As a supplier for many craft shops in Sarawak, she would also outsource beading jobs to housewives in the community. “I would teach them how to do it, and they would weave for me.

This way, they could generate an income too.”

Meanwhile, the small business owner hopes that the state government could help local crafters, mainly in providing business capitals. “Handcrafting is one of the main traditional sources of the Orang Ulu community to make a living. Hence, providing a business capital can help in many ways.”

As the handicrafts — not only from the Orang Ulu tribe but from the different tribes in Sarawak — symbolises the identity of Sarawak, Faridah feels that it is also vital for the state government to help promote awareness of the handicrafts.

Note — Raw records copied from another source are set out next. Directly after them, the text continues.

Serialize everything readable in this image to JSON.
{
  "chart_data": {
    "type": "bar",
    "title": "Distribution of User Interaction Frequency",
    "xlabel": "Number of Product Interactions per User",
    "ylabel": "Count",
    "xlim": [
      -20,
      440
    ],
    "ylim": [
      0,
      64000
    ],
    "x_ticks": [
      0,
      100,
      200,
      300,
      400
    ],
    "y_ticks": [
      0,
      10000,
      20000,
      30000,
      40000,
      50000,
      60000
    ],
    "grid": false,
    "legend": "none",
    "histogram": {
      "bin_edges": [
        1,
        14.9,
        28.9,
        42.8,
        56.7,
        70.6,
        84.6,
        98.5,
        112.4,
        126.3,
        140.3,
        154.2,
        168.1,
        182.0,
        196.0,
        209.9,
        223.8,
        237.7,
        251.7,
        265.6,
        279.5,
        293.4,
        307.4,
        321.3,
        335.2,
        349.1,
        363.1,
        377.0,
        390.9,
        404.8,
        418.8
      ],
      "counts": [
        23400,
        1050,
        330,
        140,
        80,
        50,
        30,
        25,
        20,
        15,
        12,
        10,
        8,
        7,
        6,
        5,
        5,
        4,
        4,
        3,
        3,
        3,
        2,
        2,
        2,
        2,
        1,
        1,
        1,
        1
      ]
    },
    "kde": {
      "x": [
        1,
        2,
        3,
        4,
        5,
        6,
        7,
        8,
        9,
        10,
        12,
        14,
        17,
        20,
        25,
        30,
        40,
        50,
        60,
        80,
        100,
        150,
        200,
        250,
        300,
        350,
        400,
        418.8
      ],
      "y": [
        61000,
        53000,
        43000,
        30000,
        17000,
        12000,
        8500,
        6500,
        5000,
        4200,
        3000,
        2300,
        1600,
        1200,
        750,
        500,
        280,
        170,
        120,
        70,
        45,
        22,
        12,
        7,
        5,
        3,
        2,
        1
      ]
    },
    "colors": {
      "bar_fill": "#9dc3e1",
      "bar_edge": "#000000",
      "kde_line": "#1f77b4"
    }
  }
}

Faridah Lit showcasing her crafts.

She believes that it is important for the younger generations to learn the art of traditional crafts. “It is essential for them to know how to make them as we are not getting any younger. In the face of modernisation, they are only a handful who mastered the art. One day, the elders will be gone, and unless the young ones learn to make them, the craft will cease to exist.”

As a mother, Faridah also taught her daughter to weave beads. “She knows how to do beading work, however, due to time constraint of having a full-time job, she would only have time to help me weave earrings.”

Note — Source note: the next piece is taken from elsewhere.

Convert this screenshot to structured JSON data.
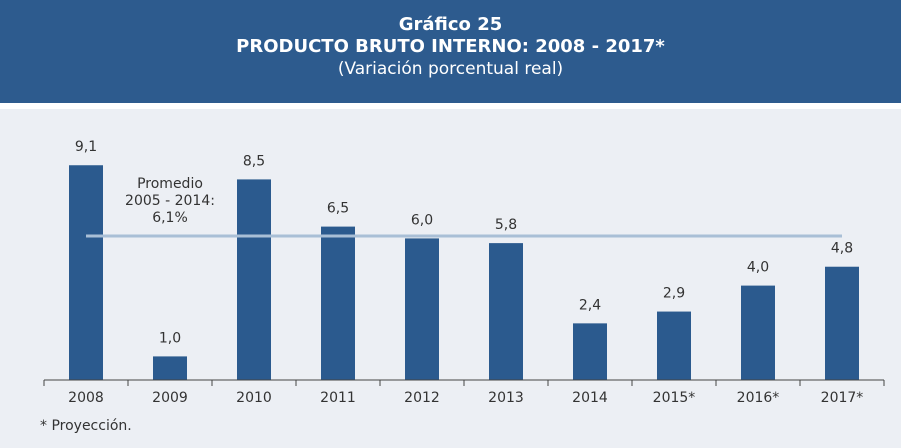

Asked whether the patterns she weaved onto the table mats and traditional attire held any meanings, Faridah answered that in the Orang Ulu tribe, especially back at home, they still practised a hierarchy system within the community.

“The ones with just the head of a human can be used by the middle-class family. Designs with the head and a full body can only be used by those in the upper classes, especially descendents of the head hunters,” she disclosed.

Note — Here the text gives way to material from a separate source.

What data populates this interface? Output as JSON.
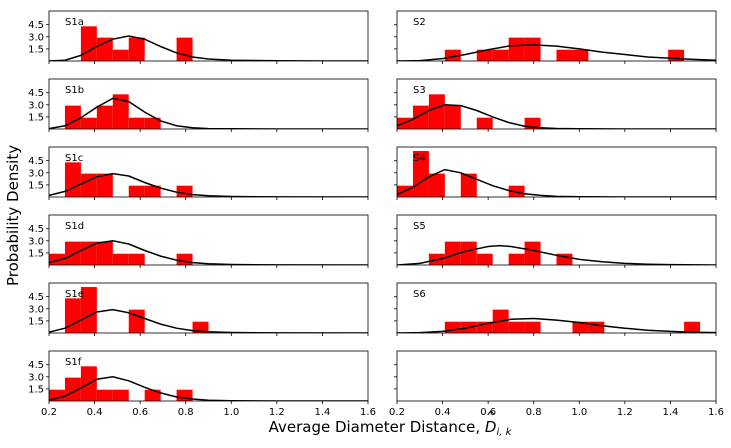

Designs with the head and a full body can only be used by those in the upper classes, especially descendants of the head hunters.

Meanwhile, the pattern that consists of a human body accompanied by a tiger and a hornbill at the side is only reserved for families at the top of the hierarchy, descendents of noblemen and leaders. “Those in the lower-classes will only wear flower patterns,” she said. According to Faridah, those who dare to use patterns that is not befitting to their class will become the talk of the village.

Faridah showcasing a table mat with flower patterns, a symbol that only the lower-class families could use.